Un “Día Mundial sin Besos”

Por Daniel Bosque. El periodista analiza el impacto de los fuertes anuncios del Gobierno sobre nuevas restricciones ante el avance del virus.

“¿Usted cree que nos van a encerrar de nuevo?”, pregunta la jubilada a la cajera del súper. Es el penúltimo resto diurno. 

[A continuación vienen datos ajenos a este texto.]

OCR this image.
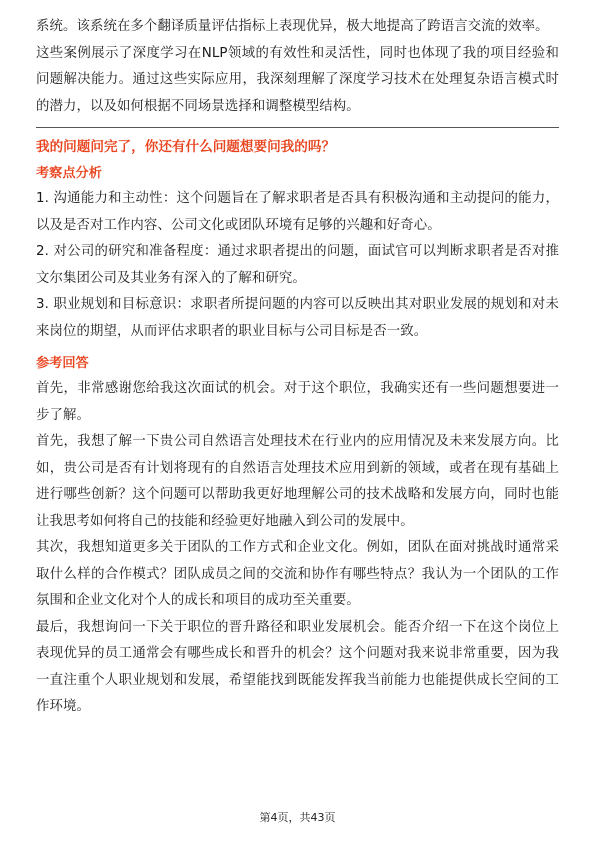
系统。该系统在多个翻译质量评估指标上表现优异，极大地提高了跨语言交流的效率。

这些案例展示了深度学习在NLP领域的有效性和灵活性，同时也体现了我的项目经验和问题解决能力。通过这些实际应用，我深刻理解了深度学习技术在处理复杂语言模式时的潜力，以及如何根据不同场景选择和调整模型结构。

我的问题问完了，你还有什么问题想要问我的吗？
考察点分析

1. 沟通能力和主动性：这个问题旨在了解求职者是否具有积极沟通和主动提问的能力，以及是否对工作内容、公司文化或团队环境有足够的兴趣和好奇心。

2. 对公司的研究和准备程度：通过求职者提出的问题，面试官可以判断求职者是否对推文尔集团公司及其业务有深入的了解和研究。

3. 职业规划和目标意识：求职者所提问题的内容可以反映出其对职业发展的规划和对未来岗位的期望，从而评估求职者的职业目标与公司目标是否一致。

参考回答

首先，非常感谢您给我这次面试的机会。对于这个职位，我确实还有一些问题想要进一步了解。

首先，我想了解一下贵公司自然语言处理技术在行业内的应用情况及未来发展方向。比如，贵公司是否有计划将现有的自然语言处理技术应用到新的领域，或者在现有基础上进行哪些创新？这个问题可以帮助我更好地理解公司的技术战略和发展方向，同时也能让我思考如何将自己的技能和经验更好地融入到公司的发展中。

其次，我想知道更多关于团队的工作方式和企业文化。例如，团队在面对挑战时通常采取什么样的合作模式？团队成员之间的交流和协作有哪些特点？我认为一个团队的工作氛围和企业文化对个人的成长和项目的成功至关重要。

最后，我想询问一下关于职位的晋升路径和职业发展机会。能否介绍一下在这个岗位上表现优异的员工通常会有哪些成长和晋升的机会？这个问题对我来说非常重要，因为我一直注重个人职业规划和发展，希望能找到既能发挥我当前能力也能提供成长空间的工作环境。

第4页，共43页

El poster son cien flases de la tele anunciando el ventarrón otoñal de aislamientos, enfermos y vacunas que faltan. El zapping es demoledor y mejor me quedo discutiendo en wuasap por hechos policiales: hurtos, robos, estafas millonarias de conocidos malandras públicos, defendidos por vecinos y contribuyentes de bolsillos escuálidos. La fe y el auto engaño mueven montañas. 

Caminé por Buenos Aires y su naturaleza muerta de hoy: “cartoon world, many drugs, poor and crazy humans”. En inglés suena cool. El pinchazo no dolió abuelo, sosténgase la curita. 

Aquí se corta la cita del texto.